Выехали мы из Москвы в первый день страстной седмицы, в Великий понедельник. Провожающих было мало, только случайные ротозеи: за месяц московиты привыкли и к ляхам, и к белорусцам.
Утром принесли подарки от царя: для двора пана Сапеги — восемь сороков соболей, Песочинскому и мне — по шесть сороков. Видно, пан Казимир понравился Федору Михайловичу больше, нежели Песочинский и я. Вот тебе и целование руки...
Остальным шляхтичам досталось по сорок соболей.
Цехановецкий намеревался, перейдя Смоленск, повернуть на Мстиславль и уже испросил согласия пана Сапеги, а я о такой радости и мечтать не мог: должен присутствовать при вручении договора и перемирной грамоты королю. Мечтал я об ином: поскорее добраться до Череи и увидеть панночку Анну, услышать ее смех. Смеялась она часто и без особой причины, просто сообщала: я здесь! Весело ей было всегда, а скучно — никогда. И если по правде — хотел я подарить ей свои шесть сороков соболей. Чем еще мог я заслужить ее благосклонный взгляд, если больше у меня ничего не было: все, что имел, отдал за тех коней, которых оставил в Москве.

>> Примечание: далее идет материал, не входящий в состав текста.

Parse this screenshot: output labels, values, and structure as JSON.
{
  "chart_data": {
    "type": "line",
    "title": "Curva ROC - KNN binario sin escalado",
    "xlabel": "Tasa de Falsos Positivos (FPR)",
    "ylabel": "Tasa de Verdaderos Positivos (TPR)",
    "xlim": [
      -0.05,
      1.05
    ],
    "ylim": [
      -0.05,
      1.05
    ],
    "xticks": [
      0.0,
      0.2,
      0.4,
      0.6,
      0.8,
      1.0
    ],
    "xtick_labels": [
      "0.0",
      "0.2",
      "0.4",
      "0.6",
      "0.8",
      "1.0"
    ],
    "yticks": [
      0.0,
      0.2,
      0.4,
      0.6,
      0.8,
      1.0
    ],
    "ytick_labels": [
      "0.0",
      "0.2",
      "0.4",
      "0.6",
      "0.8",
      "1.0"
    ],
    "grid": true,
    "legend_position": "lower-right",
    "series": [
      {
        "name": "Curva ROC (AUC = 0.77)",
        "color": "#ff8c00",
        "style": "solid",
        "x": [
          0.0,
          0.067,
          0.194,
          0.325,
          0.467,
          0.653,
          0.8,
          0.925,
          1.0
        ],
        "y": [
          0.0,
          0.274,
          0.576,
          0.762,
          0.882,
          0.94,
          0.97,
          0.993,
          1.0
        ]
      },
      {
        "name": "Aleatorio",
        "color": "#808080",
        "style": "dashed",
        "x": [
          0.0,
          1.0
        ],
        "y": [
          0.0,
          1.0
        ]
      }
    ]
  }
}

Как-то раз мы, земляки-мстиславцы, обсуждали, как бы в шутку, а не всерьез, что самое примечательное в панночке? Может, походка вприпрыжку, привычка поглядывать искоса, не поворачивая головы, может, россыпь смеха?.. Цехановецкий грустно молчал, я тоже помалкивал, зато Модаленский говорил за всех. И сводилась его речь к тому, что много у панночки достоинств, но есть и такое, какого ни у кого в Великом Княжестве нет: немыслимое богатство и власть пана Казимира, ее отца. Возражать ему не хотелось, чтобы не сознаться в том, что все в ней самое примечательное, но никак не богатство пана Казимира: не этот огонь греет меня.
Модаленский, упаковывая своих соболей в мешок, как бы по секрету сказал: «Мне они не нужны. Знаешь, что я сделаю? Подарю панночке». Я расхохотался, как никогда прежде: вообразил, как будет смеяться она, когда мы встанем перед ней со своими подарками. Хотя... Возможно, наши соболя станут для нее лишь подтверждением собственной красоты.
Пан Сапега, прощаясь с московитами, тоже наградил многих: кому — саблю, кому — меч, а кому — и турецкого коня со сбруей. Всем, кто услуживал эти дни, — дозорцам, целовальникам, пекарям, сторожам, дворным и прочим — по несколько десятков талеров.
Когда добрались до речки Поляновки, где предстояло расстаться с приставами Филоном и Малютой, пан Сапега подарил им по три лошади. Приставы не сильно бедны, но очень были рады подаркам... С легкой душой возвратятся они в Москву, с надеждой, что государь еще и поверстает их добрыми окладами.
Обнялись, простились со всеми. Глядели друг на друга как лучшие друзья, как братья. Неужели — все, больше не увидимся? Да мы уже жить не можем без вас!.. Московиты — люди хорошие, коли не надо справлять обязанности. Может, и они также говорят о нас.
Веселее свет и яснее небо стало над нами. Впереди — Родина. Дай, Боже, ей вечного мира.
ЦАРЕВ ГРАД
Когда Алексей Михайлович прижал его седую голову к груди, слезы брызнули из глаз князя, он пробормотал: «Умру за тебя, государь», и двадцать, а то и тридцать раз поклонился ему до земли. «Белорусцев православной христианской веры, которые биться не учнут, в полон не бери и домы не разоряй», — произнес Алексей Михайлович. Это же напутствие повторил Якову Черкасскому, который выступал к Смоленску, и Борису Шереметеву, шедшему на Витебск. Патриарх Никон прочитал молитву на рать идущим. Были и послы от гетмана Богдана Хмельницкого, присягнувшего со всей Украиной на подданство Москве.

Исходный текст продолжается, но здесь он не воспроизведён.